Et d'ailleurs dans l'histoire de l'humanité aucun pays ne s'est développé en comptant sur l'aide d'un autre pays, même s'il s'appelle le Maroc ! 

Et vu les perspectives formidables de décollage économique qui s’offrent à nous, il ne devrait pas être question de permettre à un partenaire économique quelconque de se tailler la part du lion dans la valorisation de nos potentialités économiques. Ne serait-ce que pour conserver notre souveraineté économique sur des  questions stratégiques, en prévision de l’avenir qui s’annonce radieux pour le Sénégal si les fruits tiennent la promesse des fleurs.

Le Président Macky Sall devrait sur ce point se rappeler  que les États n'ont pas d'amis, ils n'ont que des intérêts.

Et d’ailleurs, en termes de réciprocité, qu'est ce que le Sénégal  gagne, dans ses relations privilégiées avec le Royaume du Maroc?

On ne fait pas de la diplomatie avec des bons sentiments...

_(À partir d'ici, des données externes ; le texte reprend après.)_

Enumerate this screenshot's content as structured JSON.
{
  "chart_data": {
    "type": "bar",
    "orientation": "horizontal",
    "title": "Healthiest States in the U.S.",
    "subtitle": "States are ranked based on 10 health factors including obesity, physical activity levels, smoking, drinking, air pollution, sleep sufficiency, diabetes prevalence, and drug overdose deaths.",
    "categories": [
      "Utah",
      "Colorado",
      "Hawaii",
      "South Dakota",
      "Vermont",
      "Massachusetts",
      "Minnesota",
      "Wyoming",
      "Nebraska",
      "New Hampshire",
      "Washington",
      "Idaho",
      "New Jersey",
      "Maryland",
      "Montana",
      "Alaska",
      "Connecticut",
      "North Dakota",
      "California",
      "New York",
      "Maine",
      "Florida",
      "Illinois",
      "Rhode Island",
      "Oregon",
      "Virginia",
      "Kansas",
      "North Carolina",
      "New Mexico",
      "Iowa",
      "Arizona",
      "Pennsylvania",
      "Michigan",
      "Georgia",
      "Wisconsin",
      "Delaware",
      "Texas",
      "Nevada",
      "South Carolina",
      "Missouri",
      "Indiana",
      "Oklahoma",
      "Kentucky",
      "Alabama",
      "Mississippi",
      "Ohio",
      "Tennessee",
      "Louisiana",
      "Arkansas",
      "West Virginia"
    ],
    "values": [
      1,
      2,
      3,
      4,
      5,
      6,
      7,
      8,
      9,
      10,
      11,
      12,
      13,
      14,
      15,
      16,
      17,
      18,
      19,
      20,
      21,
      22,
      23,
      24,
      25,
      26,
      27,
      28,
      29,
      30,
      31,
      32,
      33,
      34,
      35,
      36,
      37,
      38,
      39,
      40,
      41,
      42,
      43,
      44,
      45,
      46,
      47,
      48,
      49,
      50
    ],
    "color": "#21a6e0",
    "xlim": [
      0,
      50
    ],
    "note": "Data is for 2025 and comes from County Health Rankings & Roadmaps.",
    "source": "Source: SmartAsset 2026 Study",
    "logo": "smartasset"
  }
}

Et il est grand temps que nos relations avec le Maroc cessent d'être des relations d'amour spécial où nous donnons le meilleur de nos atours sans recevoir grand-chose en retour, pour devenir des relations d'affaires gagnant-gagnant, et spécialement équilibrées, renforcées par le partage d'un même substrat  culturel en plusieurs points, qui fait des peuples marocain et sénégalais, une même nation, sur ce point.